Le Mahousse chiale de reconnaissance. Nous composons alors un équipage digne de solliciter l’intérêt. Imaginez la petite voiture découverte, avec le Gravos dedans, ce qui est déjà beaucoup, et tenant contre lui ce clébard format anormal qui ressemble à Bismarck. On se présenterait au concours de l’élégance automobile d’Enghien-les-Bains, on serait certain de décrocher la timbale.
CHAPITRE II
Comme je viens d’achever mon île flottante, je pense brusquement que le vieux Pinaud ne m’a pas rappelé ainsi que je lui avais demandé de le faire. Je décide donc de lui tubophoner moi-même personnellement en chair et en os, et tandis que Félicie, ma brave femme de mère, débarrasse la table, je compose le numéro du Fossile. C’est la voix geignarde de la mère Pinuche qui vient me chatouiller les trompes.
— Votre vieux bonhomme est-il là ? je demande après avoir décliné tour à tour mon nom et une invitation à dîner.
— Je l’attends, fait la douairière, il n’est pas encore rentré.
— Dès qu’il sera là, dites-lui qu’il m’appelle à mon domicile.
— Je n’y manquerai pas.
À l’instant où je raccroche, une petite toux catarrheuse se fait entendre et je voix radiner Pinuche. Il gravit le perron, essuie scientifiquement ses semelles au paillasson décoré de mes armoiries, et ôte son bada acharien pour saluer très bas M’man.
— Je viens pour qu’on cause, m’avertit-il, j’ai pas pu téléphoner car à la suite de notre visite, Fouassa a fait une crise d’asthme carabinée et j’ai dû l’emmener au pharmacien d’abord, et à son domicile ensuite.
Félicie s’inquiète :
— Vous n’avez pas dîné, monsieur Pinaud ?

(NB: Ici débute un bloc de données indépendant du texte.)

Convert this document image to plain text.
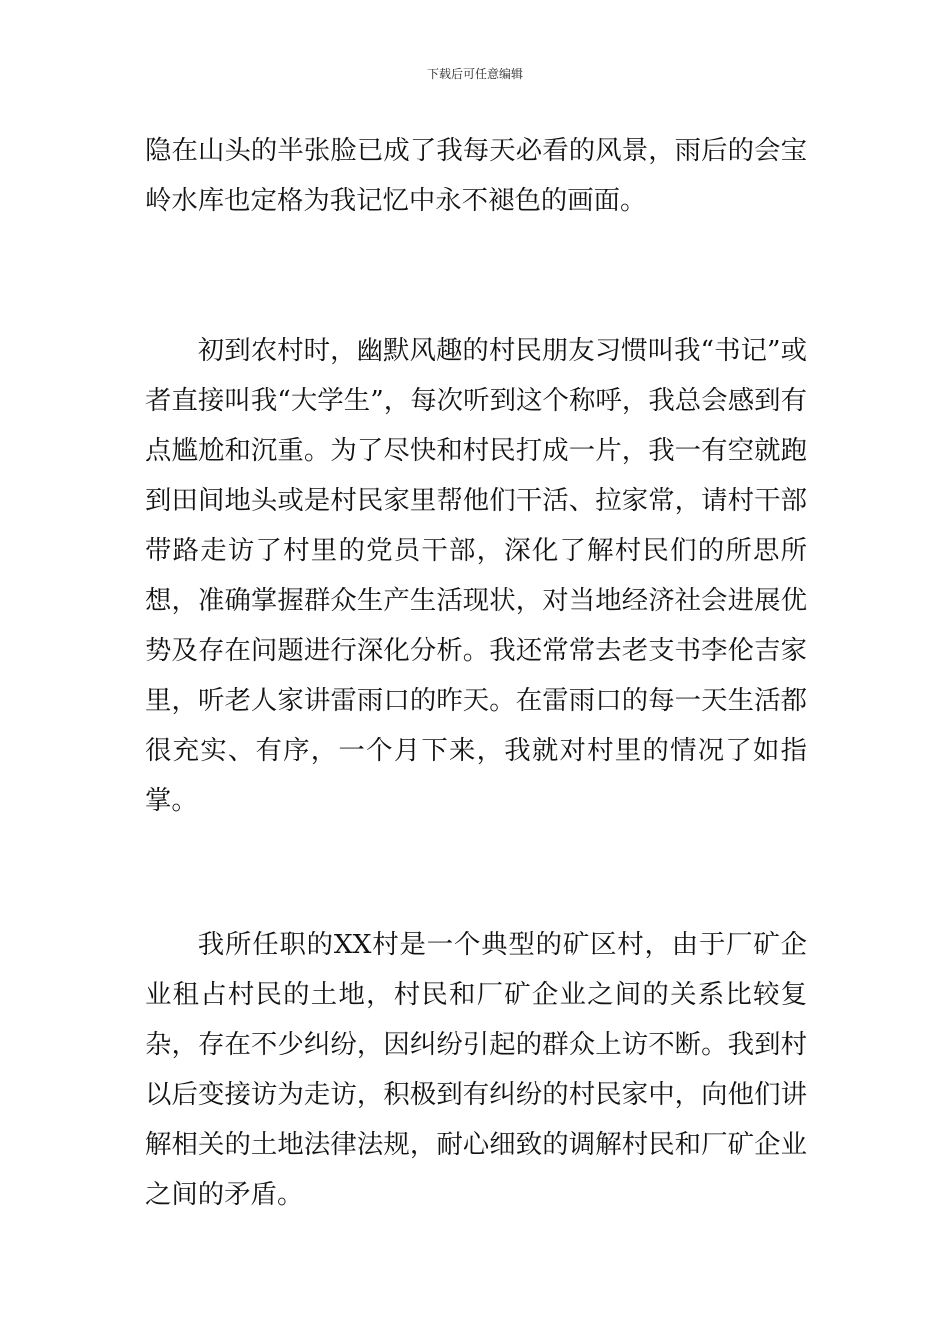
下载后可任意编辑

隐在山头的半张脸已成了我每天必看的风景，雨后的会宝岭水库也定格为我记忆中永不褪色的画面。

初到农村时，幽默风趣的村民朋友习惯叫我“书记”或者直接叫我“大学生”，每次听到这个称呼，我总会感到有点尴尬和沉重。为了尽快和村民打成一片，我一有空就跑到田间地头或是村民家里帮他们干活、拉家常，请村干部带路走访了村里的党员干部，深化了解村民们的所思所想，准确掌握群众生产生活现状，对当地经济社会进展优势及存在问题进行深化分析。我还常常去老支书李伦吉家里，听老人家讲雷雨口的昨天。在雷雨口的每一天生活都很充实、有序，一个月下来，我就对村里的情况了如指掌。

我所任职的XX村是一个典型的矿区村，由于厂矿企业租占村民的土地，村民和厂矿企业之间的关系比较复杂，存在不少纠纷，因纠纷引起的群众上访不断。我到村以后变接访为走访，积极到有纠纷的村民家中，向他们讲解相关的土地法律法规，耐心细致的调解村民和厂矿企业之间的矛盾。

Pinaud répond que non mais qu’il peut attendre, car il a un tout petit appétit. Ils sont tous comme ça dans sa famille, de père en fils. Ils ont l’estomac délicat. D’ailleurs son grand-père est mort d’un cancer à cet endroit, et si son père n’avait pas été terrassé par la grippe espagnole, il se serait fait lui aussi un devoir de périr de l’estomac.
Il finit néanmoins par accepter un reliquat de thon en salade, une portion de blanquette de veau, un morceau de gorgonzola et le reste de l’île flottante.

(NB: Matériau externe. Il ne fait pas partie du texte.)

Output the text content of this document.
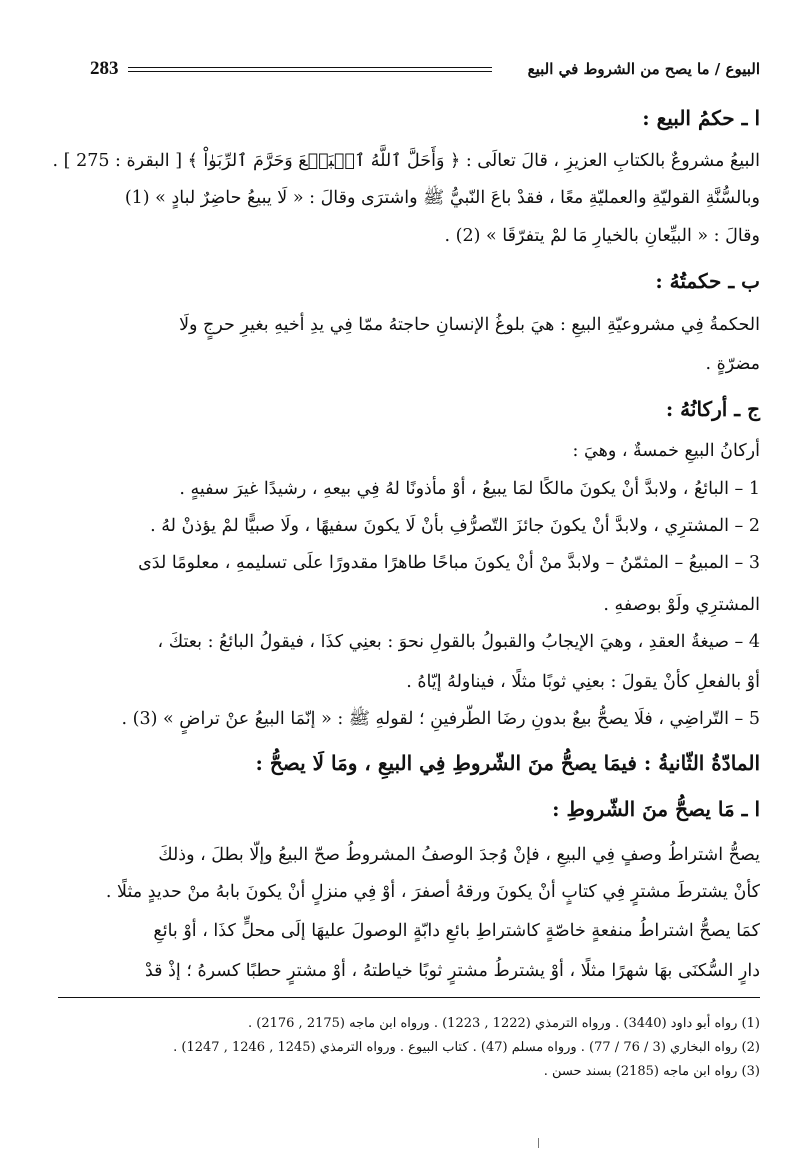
البيوع / ما يصح من الشروط في البيع
283
ا ـ حكمُ البيع :
البيعُ مشروعٌ بالكتابِ العزيزِ ، قالَ تعالَى : ﴿ وَأَحَلَّ ٱللَّهُ ٱلۡبَيۡعَ وَحَرَّمَ ٱلرِّبَوٰاْ ﴾ [ البقرة : 275 ] .
وبالسُّنَّةِ القوليّةِ والعمليّةِ معًا ، فقدْ باعَ النّبيُّ ﷺ واشترَى وقالَ : « لَا يبيعُ حاضِرٌ لبادٍ » (1)
وقالَ : « البيِّعانِ بالخيارِ مَا لمْ يتفرّقَا » (2) .
ب ـ حكمتُهُ :
الحكمةُ فِي مشروعيّةِ البيعِ : هيَ بلوغُ الإنسانِ حاجتهُ ممّا فِي يدِ أخيهِ بغيرِ حرجٍ ولَا
مضرّةٍ .
ج ـ أركانُهُ :
أركانُ البيعِ خمسةٌ ، وهيَ :
1 – البائعُ ، ولابدَّ أنْ يكونَ مالكًا لمَا يبيعُ ، أوْ مأذونًا لهُ فِي بيعهِ ، رشيدًا غيرَ سفيهٍ .
2 – المشترِي ، ولابدَّ أنْ يكونَ جائزَ التّصرُّفِ بأنْ لَا يكونَ سفيهًا ، ولَا صبيًّا لمْ يؤذنْ لهُ .
3 – المبيعُ – المثمّنُ – ولابدَّ منْ أنْ يكونَ مباحًا طاهرًا مقدورًا علَى تسليمهِ ، معلومًا لدَى
المشترِي ولَوْ بوصفهِ .
4 – صيغةُ العقدِ ، وهيَ الإيجابُ والقبولُ بالقولِ نحوَ : بعنِي كذَا ، فيقولُ البائعُ : بعتكَ ،
أوْ بالفعلِ كأنْ يقولَ : بعنِي ثوبًا مثلًا ، فيناولهُ إيّاهُ .
5 – التّراضِي ، فلَا يصحُّ بيعٌ بدونِ رضَا الطّرفينِ ؛ لقولهِ ﷺ : « إنّمَا البيعُ عنْ تراضٍ » (3) .
المادّةُ الثّانيةُ : فيمَا يصحُّ منَ الشّروطِ فِي البيعِ ، ومَا لَا يصحُّ :
ا ـ مَا يصحُّ منَ الشّروطِ :
يصحُّ اشتراطُ وصفٍ فِي البيعِ ، فإنْ وُجدَ الوصفُ المشروطُ صحّ البيعُ وإلّا بطلَ ، وذلكَ
كأنْ يشترطَ مشترٍ فِي كتابٍ أنْ يكونَ ورقهُ أصفرَ ، أوْ فِي منزلٍ أنْ يكونَ بابهُ منْ حديدٍ مثلًا .
كمَا يصحُّ اشتراطُ منفعةٍ خاصّةٍ كاشتراطِ بائعِ دابّةٍ الوصولَ عليهَا إلَى محلٍّ كذَا ، أوْ بائعِ
دارٍ السُّكنَى بهَا شهرًا مثلًا ، أوْ يشترطُ مشترٍ ثوبًا خياطتهُ ، أوْ مشترٍ حطبًا كسرهُ ؛ إذْ قدْ
(1) رواه أبو داود (3440) . ورواه الترمذي (1222 , 1223) . ورواه ابن ماجه (2175 , 2176) .
(2) رواه البخاري (3 / 76 / 77) . ورواه مسلم (47) . كتاب البيوع . ورواه الترمذي (1245 , 1246 , 1247) .
(3) رواه ابن ماجه (2185) بسند حسن .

Tout en prenant des calories, il me parle de son client.
Pinuchet s’est livré à une enquête discrète à propos du bonhomme et ce qu’il a appris confirme l’impression que j’avais. Fouassa a mené une existence sans histoire. Fils d’hôtelier, il a pris la succession de son père au retour de son service militaire. Il s’est marié, est devenu veuf cinq ans plus tard sans avoir fait souche et a vécu une vingtaine d’années confiné dans son établissement, culbutant quelques filles d’étage lorsque la nature l’exigeait. Puis un jour il a vendu l’hôtel et s’est retiré en gardant comme gouvernante une caissière qu’il employait depuis plusieurs années, à toutes faims utiles.